The Florida senator took to Twitter to share a video briefly describing his view on Amazon employee's efforts to unionize.
"Let me get this right. Amazon gets to be the most woke corporation on the planet. Every day they're proving their wokeness, right? Banning books, not allowing traditional charities to participate in Amazon Smile, denying President Trump access to Amazon web services and denying his campaign that."
The senator said he regularly receives messages about how Amazon is being "woke." Rubio said he doesn't take an issue with the corporation deciding to be "woke." What he does have a problem with is Amazon then coming back and asking for help from the very people their "wokeness" has impacted.
"The problem is, when it comes to tax cuts, then, then they want our help," he explained. "When It comes to, 'Oh, they're trying to unionize us and we have to pay workers more. then they want our help."

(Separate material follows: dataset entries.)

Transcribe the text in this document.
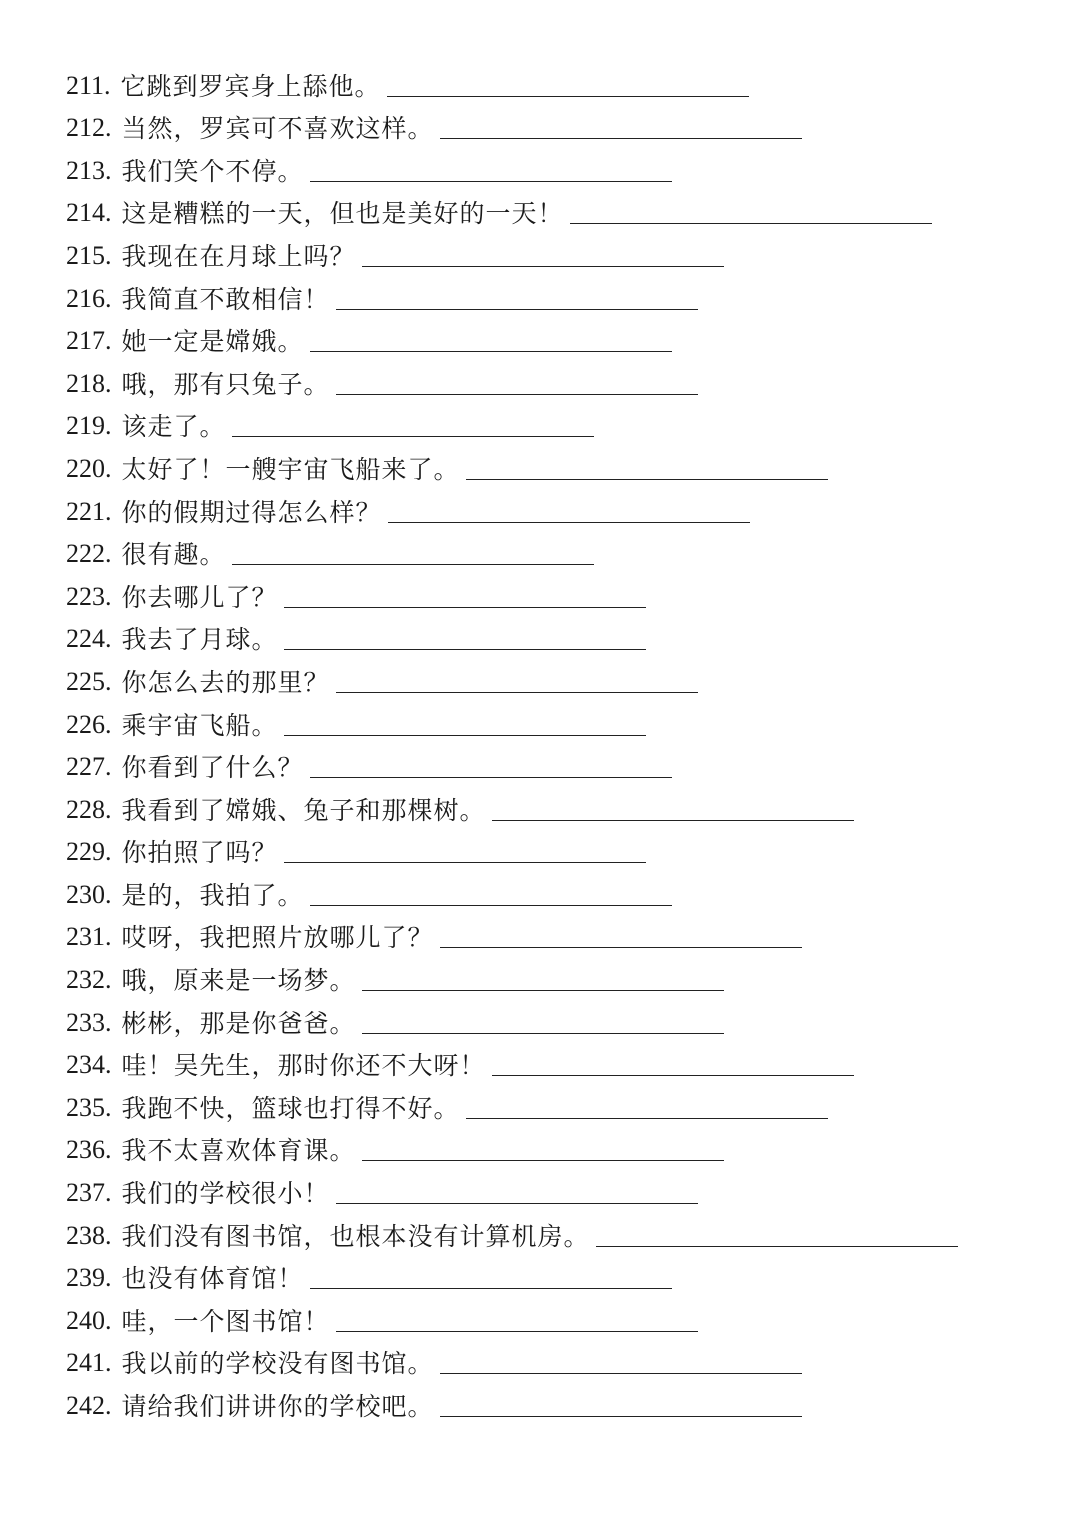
211. 它跳到罗宾身上舔他。
212. 当然，罗宾可不喜欢这样。
213. 我们笑个不停。
214. 这是糟糕的一天，但也是美好的一天！
215. 我现在在月球上吗？
216. 我简直不敢相信！
217. 她一定是嫦娥。
218. 哦，那有只兔子。
219. 该走了。
220. 太好了！一艘宇宙飞船来了。
221. 你的假期过得怎么样？
222. 很有趣。
223. 你去哪儿了？
224. 我去了月球。
225. 你怎么去的那里？
226. 乘宇宙飞船。
227. 你看到了什么？
228. 我看到了嫦娥、兔子和那棵树。
229. 你拍照了吗？
230. 是的，我拍了。
231. 哎呀，我把照片放哪儿了？
232. 哦，原来是一场梦。
233. 彬彬，那是你爸爸。
234. 哇！吴先生，那时你还不大呀！
235. 我跑不快，篮球也打得不好。
236. 我不太喜欢体育课。
237. 我们的学校很小！
238. 我们没有图书馆，也根本没有计算机房。
239. 也没有体育馆！
240. 哇，一个图书馆！
241. 我以前的学校没有图书馆。
242. 请给我们讲讲你的学校吧。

"If you have a union problem, if you think the taxes for corporations like yours, the biggest in the world are too high, well why don't you go get your woke, liberal, leftist friends, and have them help you?" Rubio asked rhetorically.
Unionization efforts are taking place at the corporation's Bessemer, Alabama warehouse. On March 29, roughly 5,800 employees will vote on whether or not to form a union. If passed, this would be the retail giant's first union.
According to NPR, the possibility of unionizing in Alabama has prompted employees in other locations throughout the country to inquire about starting their own union.